Les amoureux de musique ne peuvent pas rester indifférents face à la révolte des intermittents du spectacle. Le protocole d’accord sur la réforme de leur régime d’assurance-chômage, signé dans la nuit du 26 au 27 juin entre trois syndicats minoritaires et le patronat, risque de tuer l’activité de milliers d’artistes.
Les musiciens et chanteurs représentent environ un quart des intermittents. Mais c’est l’avenir de toute la création culturelle, de sa diversité et de sa qualité, qui se trouve menacée.
Les intermittents du spectacle sont aujourd’hui environ 100.000, et leur nombre ne cesse d’augmenter. Les trois-quarts d’entre eux bénéficient du régime de l’intermittence.

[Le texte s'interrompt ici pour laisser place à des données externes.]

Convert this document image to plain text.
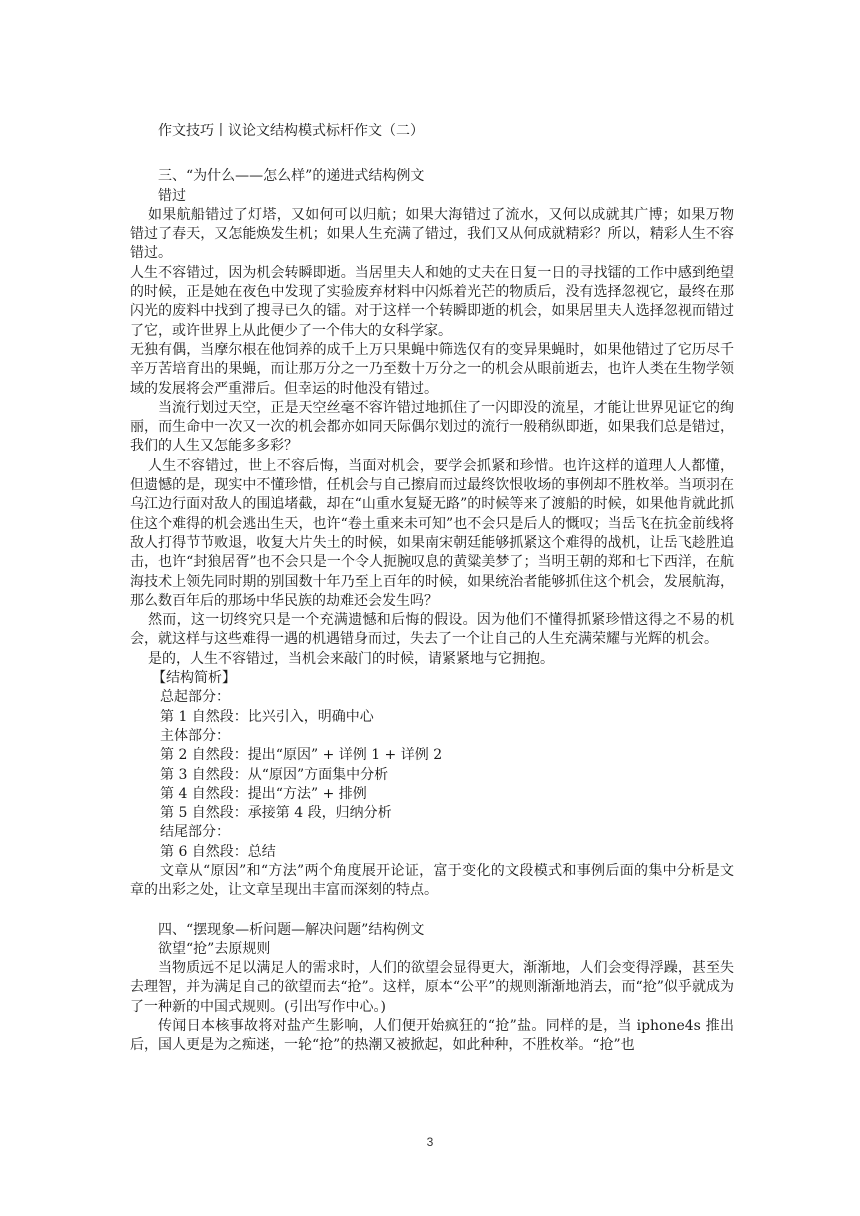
作文技巧丨议论文结构模式标杆作文（二）

三、“为什么——怎么样”的递进式结构例文

错过

如果航船错过了灯塔，又如何可以归航；如果大海错过了流水，又何以成就其广博；如果万物错过了春天，又怎能焕发生机；如果人生充满了错过，我们又从何成就精彩？所以，精彩人生不容错过。

人生不容错过，因为机会转瞬即逝。当居里夫人和她的丈夫在日复一日的寻找镭的工作中感到绝望的时候，正是她在夜色中发现了实验废弃材料中闪烁着光芒的物质后，没有选择忽视它，最终在那闪光的废料中找到了搜寻已久的镭。对于这样一个转瞬即逝的机会，如果居里夫人选择忽视而错过了它，或许世界上从此便少了一个伟大的女科学家。

无独有偶，当摩尔根在他饲养的成千上万只果蝇中筛选仅有的变异果蝇时，如果他错过了它历尽千辛万苦培育出的果蝇，而让那万分之一乃至数十万分之一的机会从眼前逝去，也许人类在生物学领域的发展将会严重滞后。但幸运的时他没有错过。

当流行划过天空，正是天空丝毫不容许错过地抓住了一闪即没的流星，才能让世界见证它的绚丽，而生命中一次又一次的机会都亦如同天际偶尔划过的流行一般稍纵即逝，如果我们总是错过，我们的人生又怎能多多彩？

人生不容错过，世上不容后悔，当面对机会，要学会抓紧和珍惜。也许这样的道理人人都懂，但遗憾的是，现实中不懂珍惜，任机会与自己擦肩而过最终饮恨收场的事例却不胜枚举。当项羽在乌江边行面对敌人的围追堵截，却在“山重水复疑无路”的时候等来了渡船的时候，如果他肯就此抓住这个难得的机会逃出生天，也许“卷土重来未可知”也不会只是后人的慨叹；当岳飞在抗金前线将敌人打得节节败退，收复大片失土的时候，如果南宋朝廷能够抓紧这个难得的战机，让岳飞趁胜追击，也许“封狼居胥”也不会只是一个令人扼腕叹息的黄粱美梦了；当明王朝的郑和七下西洋，在航海技术上领先同时期的别国数十年乃至上百年的时候，如果统治者能够抓住这个机会，发展航海，那么数百年后的那场中华民族的劫难还会发生吗？

然而，这一切终究只是一个充满遗憾和后悔的假设。因为他们不懂得抓紧珍惜这得之不易的机会，就这样与这些难得一遇的机遇错身而过，失去了一个让自己的人生充满荣耀与光辉的机会。

是的，人生不容错过，当机会来敲门的时候，请紧紧地与它拥抱。

【结构简析】

总起部分：

第 1 自然段：比兴引入，明确中心

主体部分：

第 2 自然段：提出“原因” + 详例 1 + 详例 2

第 3 自然段：从“原因”方面集中分析

第 4 自然段：提出“方法” + 排例

第 5 自然段：承接第 4 段，归纳分析

结尾部分：

第 6 自然段：总结

文章从“原因”和“方法”两个角度展开论证，富于变化的文段模式和事例后面的集中分析是文章的出彩之处，让文章呈现出丰富而深刻的特点。

四、“摆现象—析问题—解决问题”结构例文

欲望“抢”去原规则

当物质远不足以满足人的需求时，人们的欲望会显得更大，渐渐地，人们会变得浮躁，甚至失去理智，并为满足自己的欲望而去“抢”。这样，原本“公平”的规则渐渐地消去，而“抢”似乎就成为了一种新的中国式规则。(引出写作中心。)

传闻日本核事故将对盐产生影响，人们便开始疯狂的“抢”盐。同样的是，当 iphone4s 推出后，国人更是为之痴迷，一轮“抢”的热潮又被掀起，如此种种，不胜枚举。“抢”也

3
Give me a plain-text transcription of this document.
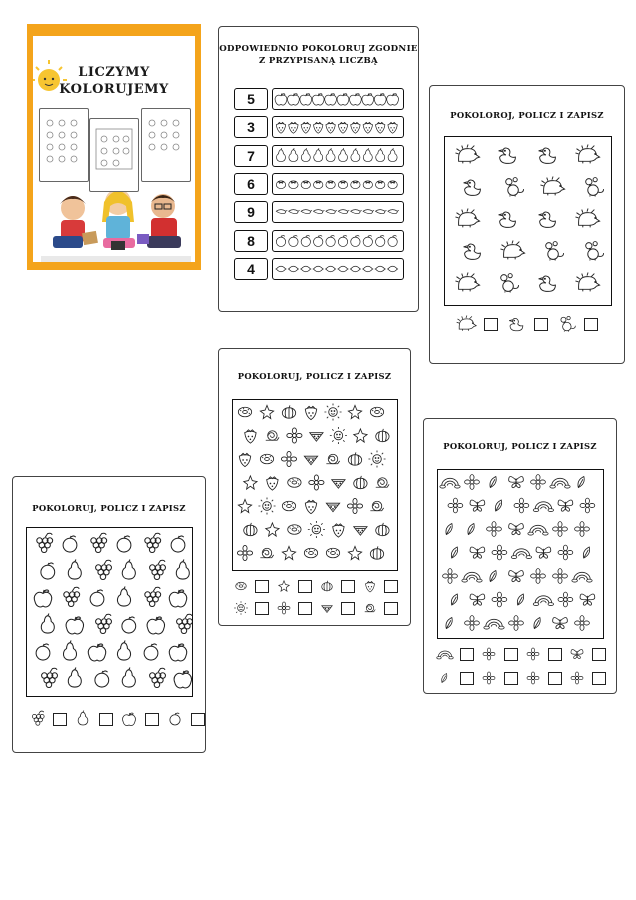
LICZYMY
KOLORUJEMY
ODPOWIEDNIO POKOLORUJ ZGODNIE
Z PRZYPISANĄ LICZBĄ
5
3
7
6
9
8
4
POKOLOROJ, POLICZ I ZAPISZ
POKOLORUJ, POLICZ I ZAPISZ
POKOLORUJ, POLICZ I ZAPISZ
POKOLORUJ, POLICZ I ZAPISZ
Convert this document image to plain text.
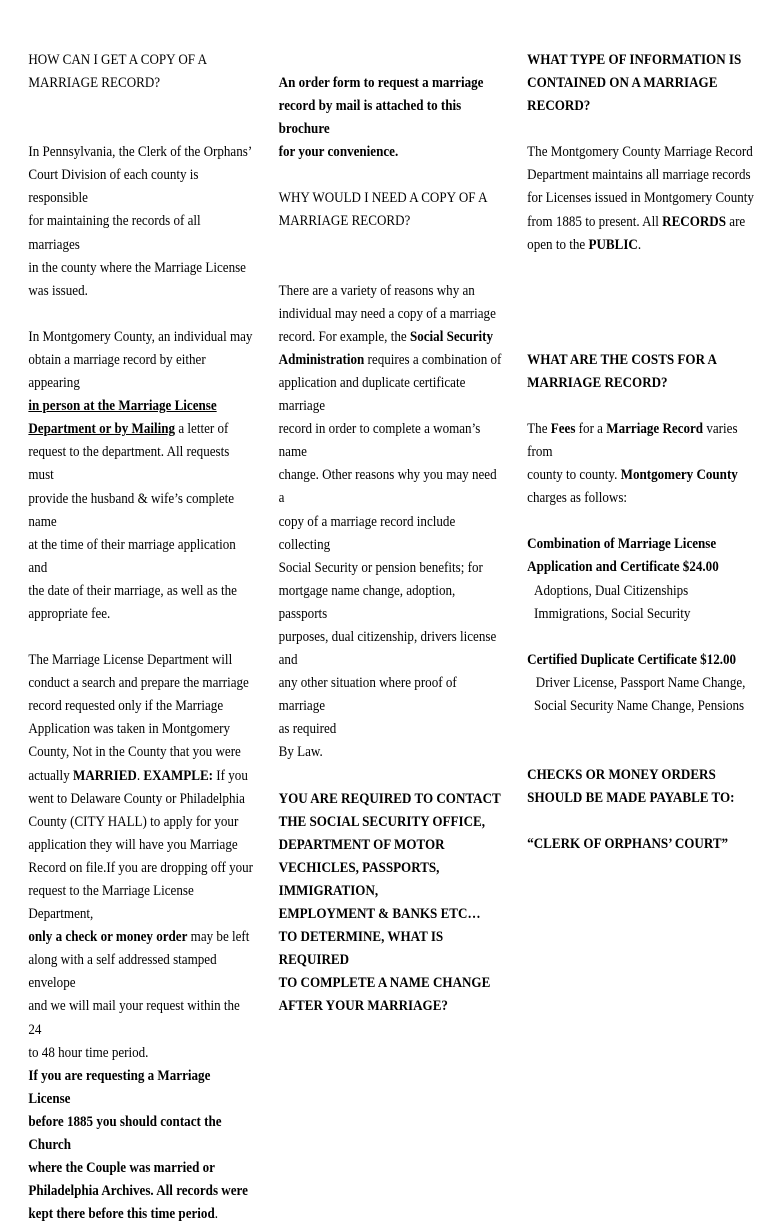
HOW CAN I GET A COPY OF A
MARRIAGE RECORD?

In Pennsylvania, the Clerk of the Orphans’
Court Division of each county is responsible
for maintaining the records of all marriages
in the county where the Marriage License
was issued.

In Montgomery County, an individual may
obtain a marriage record by either appearing
in person at the Marriage License
Department or by Mailing a letter of
request to the department. All requests must
provide the husband & wife’s complete name
at the time of their marriage application and
the date of their marriage, as well as the
appropriate fee.

The Marriage License Department will
conduct a search and prepare the marriage
record requested only if the Marriage
Application was taken in Montgomery
County, Not in the County that you were
actually MARRIED. EXAMPLE: If you
went to Delaware County or Philadelphia
County (CITY HALL) to apply for your
application they will have you Marriage
Record on file.If you are dropping off your
request to the Marriage License Department,
only a check or money order may be left
along with a self addressed stamped envelope
and we will mail your request within the 24
to 48 hour time period.

If you are requesting a Marriage License
before 1885 you should contact the Church
where the Couple was married or
Philadelphia Archives. All records were
kept there before this time period.

An order form to request a marriage
record by mail is attached to this brochure
for your convenience.

WHY WOULD I NEED A COPY OF A
MARRIAGE RECORD?

There are a variety of reasons why an
individual may need a copy of a marriage
record. For example, the Social Security
Administration requires a combination of
application and duplicate certificate marriage
record in order to complete a woman’s name
change. Other reasons why you may need a
copy of a marriage record include collecting
Social Security or pension benefits; for
mortgage name change, adoption, passports
purposes, dual citizenship, drivers license and
any other situation where proof of marriage
as required
By Law.

YOU ARE REQUIRED TO CONTACT
THE SOCIAL SECURITY OFFICE,
DEPARTMENT OF MOTOR
VECHICLES, PASSPORTS,
IMMIGRATION,
EMPLOYMENT & BANKS ETC…
TO DETERMINE, WHAT IS REQUIRED
TO COMPLETE A NAME CHANGE
AFTER YOUR MARRIAGE?

WHAT TYPE OF INFORMATION IS
CONTAINED ON A MARRIAGE
RECORD?

The Montgomery County Marriage Record
Department maintains all marriage records
for Licenses issued in Montgomery County
from 1885 to present. All RECORDS are
open to the PUBLIC.

WHAT ARE THE COSTS FOR A
MARRIAGE RECORD?

The Fees for a Marriage Record varies from
county to county. Montgomery County
charges as follows:

Combination of Marriage License
Application and Certificate $24.00
Adoptions, Dual Citizenships
Immigrations, Social Security

Certified Duplicate Certificate $12.00
Driver License, Passport Name Change,
Social Security Name Change, Pensions

CHECKS OR MONEY ORDERS
SHOULD BE MADE PAYABLE TO:

“CLERK OF ORPHANS’ COURT”
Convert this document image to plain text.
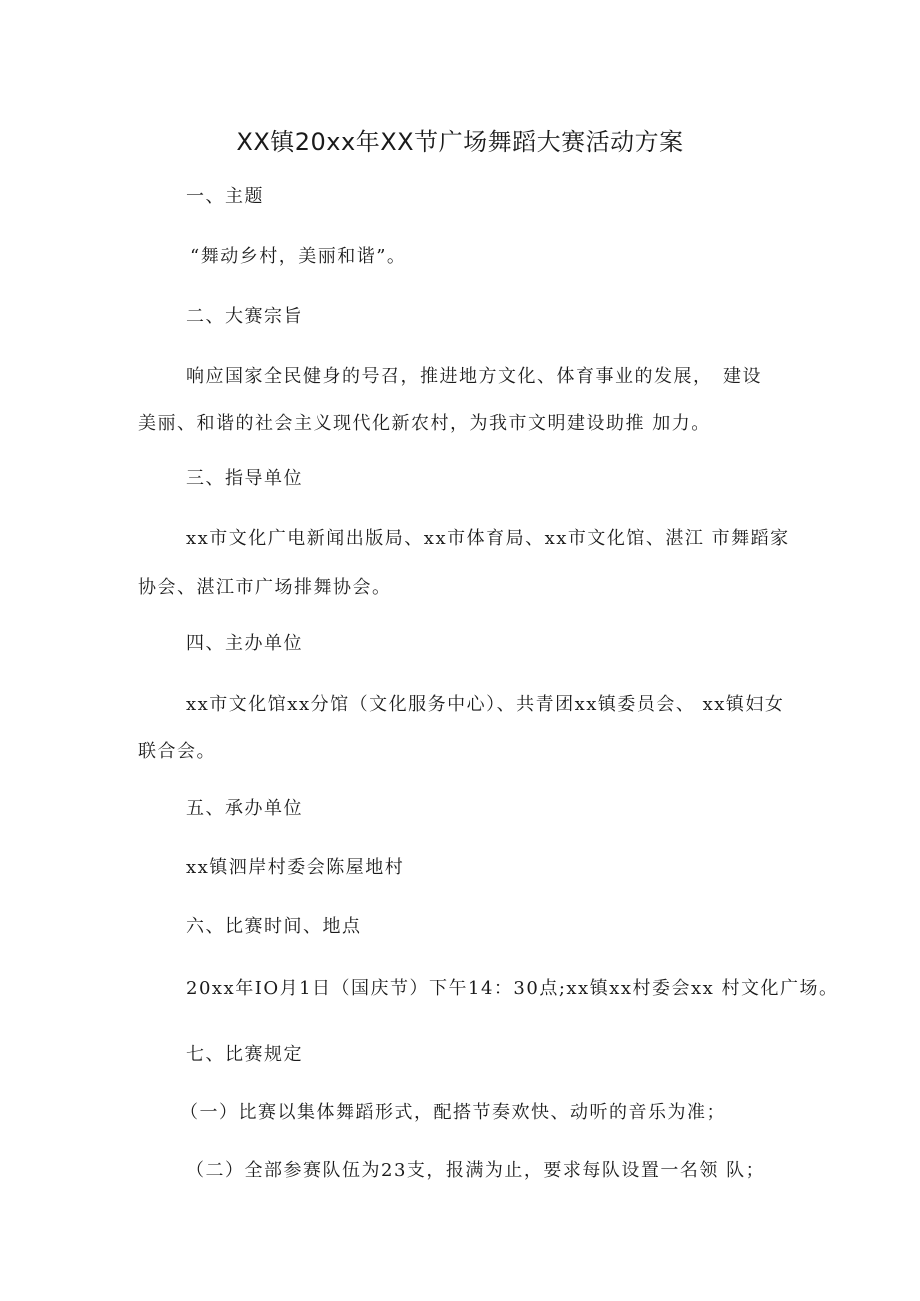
XX镇20xx年XX节广场舞蹈大赛活动方案
一、主题
“舞动乡村，美丽和谐”。
二、大赛宗旨
响应国家全民健身的号召，推进地方文化、体育事业的发展，　建设
美丽、和谐的社会主义现代化新农村，为我市文明建设助推 加力。
三、指导单位
xx市文化广电新闻出版局、xx市体育局、xx市文化馆、湛江 市舞蹈家
协会、湛江市广场排舞协会。
四、主办单位
xx市文化馆xx分馆（文化服务中心）、共青团xx镇委员会、 xx镇妇女
联合会。
五、承办单位
xx镇泗岸村委会陈屋地村
六、比赛时间、地点
20xx年IO月1日（国庆节）下午14：30点;xx镇xx村委会xx 村文化广场。
七、比赛规定
（一）比赛以集体舞蹈形式，配搭节奏欢快、动听的音乐为准；
（二）全部参赛队伍为23支，报满为止，要求每队设置一名领 队；
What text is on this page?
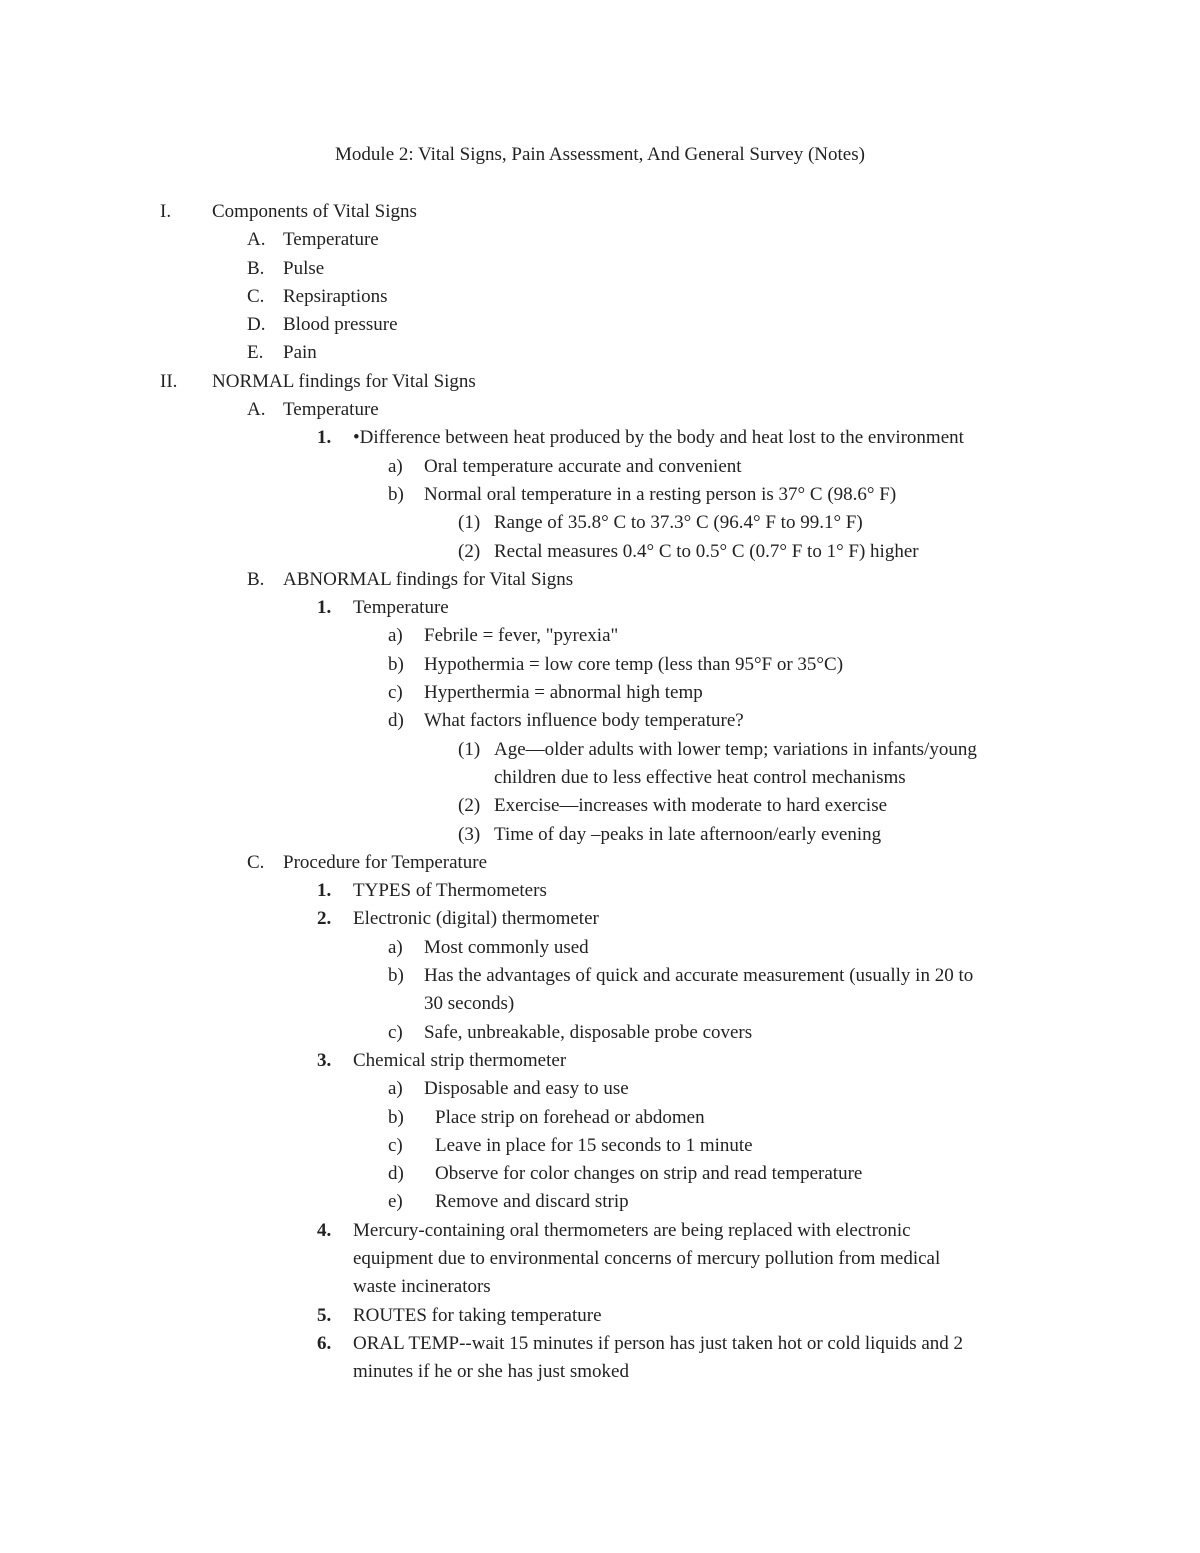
Module 2: Vital Signs, Pain Assessment, And General Survey (Notes)
I. Components of Vital Signs
A. Temperature
B. Pulse
C. Repsiraptions
D. Blood pressure
E. Pain
II. NORMAL findings for Vital Signs
A. Temperature
1. •Difference between heat produced by the body and heat lost to the environment
a) Oral temperature accurate and convenient
b) Normal oral temperature in a resting person is 37° C (98.6° F)
(1) Range of 35.8° C to 37.3° C (96.4° F to 99.1° F)
(2) Rectal measures 0.4° C to 0.5° C (0.7° F to 1° F) higher
B. ABNORMAL findings for Vital Signs
1. Temperature
a) Febrile = fever, "pyrexia"
b) Hypothermia = low core temp (less than 95°F or 35°C)
c) Hyperthermia = abnormal high temp
d) What factors influence body temperature?
(1) Age—older adults with lower temp; variations in infants/young
children due to less effective heat control mechanisms
(2) Exercise—increases with moderate to hard exercise
(3) Time of day –peaks in late afternoon/early evening
C. Procedure for Temperature
1. TYPES of Thermometers
2. Electronic (digital) thermometer
a) Most commonly used
b) Has the advantages of quick and accurate measurement (usually in 20 to
30 seconds)
c) Safe, unbreakable, disposable probe covers
3. Chemical strip thermometer
a) Disposable and easy to use
b) Place strip on forehead or abdomen
c) Leave in place for 15 seconds to 1 minute
d) Observe for color changes on strip and read temperature
e) Remove and discard strip
4. Mercury-containing oral thermometers are being replaced with electronic
equipment due to environmental concerns of mercury pollution from medical
waste incinerators
5. ROUTES for taking temperature
6. ORAL TEMP--wait 15 minutes if person has just taken hot or cold liquids and 2
minutes if he or she has just smoked
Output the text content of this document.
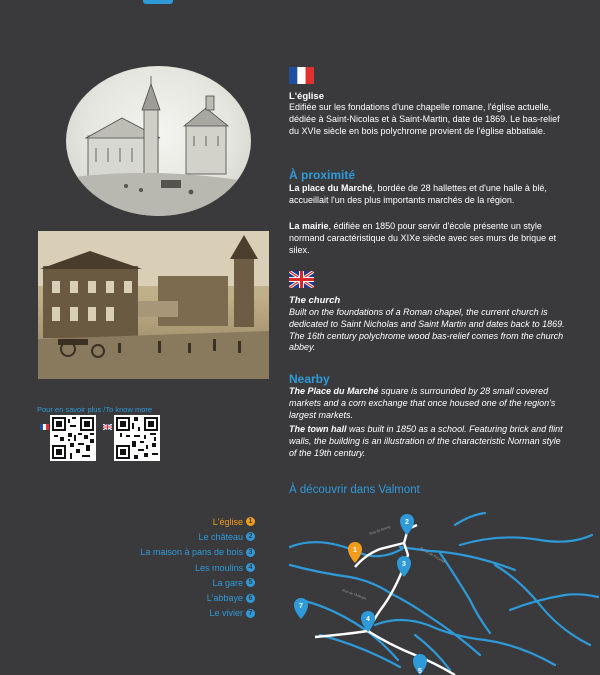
Pour en savoir plus /To know more
L'église
Edifiée sur les fondations d'une chapelle romane, l'église actuelle, dédiée à Saint-Nicolas et à Saint-Martin, date de 1869. Le bas-relief du XVIe siècle en bois polychrome provient de l'église abbatiale.
À proximité
La place du Marché, bordée de 28 hallettes et d'une halle à blé, accueillait l'un des plus importants marchés de la région.
La mairie, édifiée en 1850 pour servir d'école présente un style normand caractéristique du XIXe siècle avec ses murs de brique et silex.
The church
Built on the foundations of a Roman chapel, the current church is dedicated to Saint Nicholas and Saint Martin and dates back to 1869. The 16th century polychrome wood bas-relief comes from the church abbey.
Nearby
The Place du Marché square is surrounded by 28 small covered markets and a corn exchange that once housed one of the region's largest markets.
The town hall was built in 1850 as a school. Featuring brick and flint walls, the building is an illustration of the characteristic Norman style of the 19th century.
À découvrir dans Valmont
L'église 1
Le château 2
La maison à pans de bois 3
Les moulins 4
La gare 5
L'abbaye 6
Le vivier 7
Rue du Bourg
Route de Fécamp
Rue de l'Abbaye
1
2
3
4
5
7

Celui-ci leur assure un revenu complémentaire pour compenser la faiblesse de leurs revenus. Et ce n’est pas du luxe.
Les intermittents gagnaient en moyenne un peu plus de 1760 € par mois en 2001 -dont 40% grâce aux allocations. Mais 85% d’entre touchent seulement entre 610 et 915 € par mois. Ce qui signifie qu’une minorité se prélasse sur un matelas de billets tandis que la grande majorité survit avec moins que le Smic.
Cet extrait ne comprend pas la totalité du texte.